It’s harder than you think.
You set out with the best of intentions, open up WordPress or Blogger (or Medium) and create a blog. You decide on a theme, a background, a cover image, a niche (maybe) and a name et voila, it’s ready for your shaking fingers and tremors of excitement as you see your baby take shape.
Fumbling, you knock the keys together in random succession and churn out what you think is wonderful writing. For, after all, it’s the sweat of your brow and the voice of your heart. Surely, that’s worth something?
Hit the Publish button and wait. A while goes by and a notification pops up. Someone likes it. Holy moly! Someone read the post you put up. They actually clicked ‘Like’. A few more minutes pass and that orange glow lights up the corner of your screen once again. A comment this time! Woo hoo!
And so it begins.
You get sucked into the vortex of likes and comments, shares and retweets, agreements and opposition. After a flurry of average posts, you hit the jackpot and churn out a post with viral capabilities. You watch in awe as the view counter climbs steadily, the Facebook likes spiral out of control and comments keep coming in droves. For a bit, you’re on a high and it’s unlike anything you’ve ever experienced.
After that, there’s a lull. You don’t know what’s happened but it’s almost as if you cannot write anymore. Your writing spirit feels drained and whatever you write seems mediocre and will never quite hit the ‘viral’ domain again.
So what should you do?
Take a deep breath, a few steps back, take a break and look long and hard at the primary question: Why do you blog?
If you answer, ‘for myself’, then that’s only half the truth. If it really were only for yourself, you wouldn’t be blogging. You’d be writing in a personal diary. Yes, that’s the truth, the whole of it.

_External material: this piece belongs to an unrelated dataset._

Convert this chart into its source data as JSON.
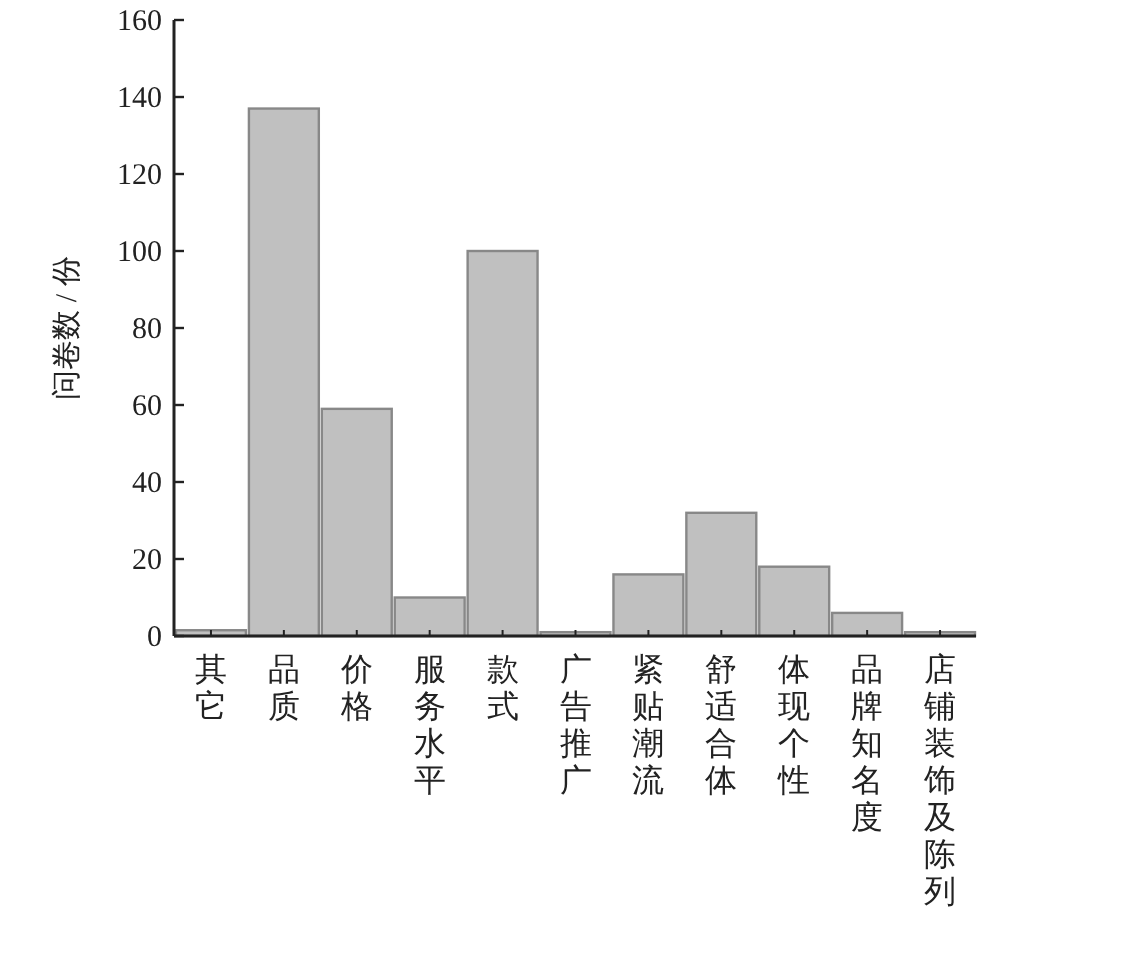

If you answer, ‘to give expression to my thoughts’, that too is not the entire truth. Yes, we write to express ourselves but we do it to be heard.
If you answer, ‘to generate healthy debate’, you’re only going to be partly satisfied, because, let’s face it, there is no such thing as absolutely healthy debate in the online world. Opinions fly thick and fast here, people find it more comfortable to tear you down from behind a computer or mobile screen and everyone’s a critic.

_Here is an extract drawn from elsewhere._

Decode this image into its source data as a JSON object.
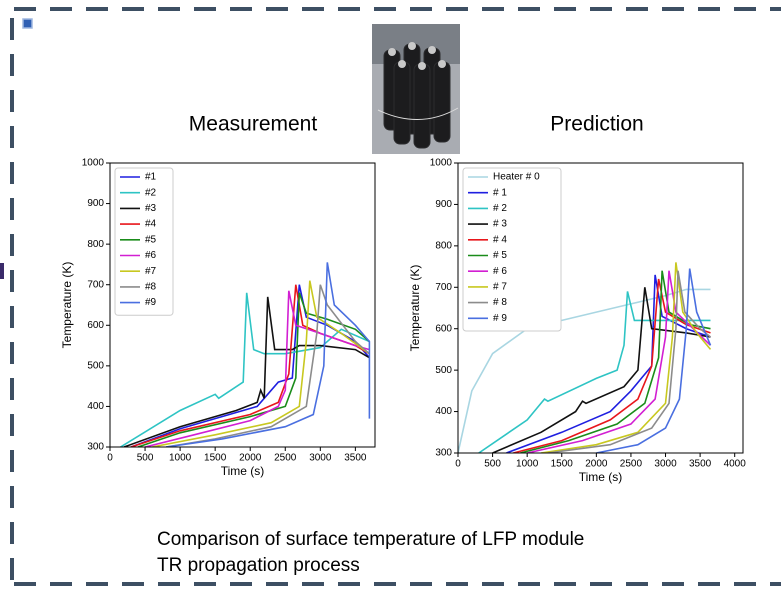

If you answer, ‘a bit of everything’ and that includes each of the points above, then the only thing left to do is grow a thick skin. By thick, I mean buffalo hide or bark-of-a-tree thick. Face it, your posts will not always be read by every single person you admire or visit in the big, virtual world. Some of them don’t have time to visit you while others may visit but not like it enough to leave a comment.
So, why should you blog? Really? It’s far easier to throw in the towel, quit blogging and find something else to do that will be infinitely more satisfying.
The answer to that, and it probably is the only truth that matters, is that blogging helps you grow. All the praise, the brickbats, the comments or lack of them, the virality or virtual invisibility of your posts- they all teach you something. It is that blogging is exactly like real life. Some things do well, other things don’t.
Instead of worrying about what didn’t work, focus on what did. Tweak that, nurture the creative streak, make it work for you.
Finally, blog with a layer of grit and determination. It should be the first thing you grow as a writer- an extra layer of skin that can effectively let the praise and the brickbats skim off the surface without penetrating too deeply.
Because, in that, lies our power of acceptance and the truth- we’re all in this together.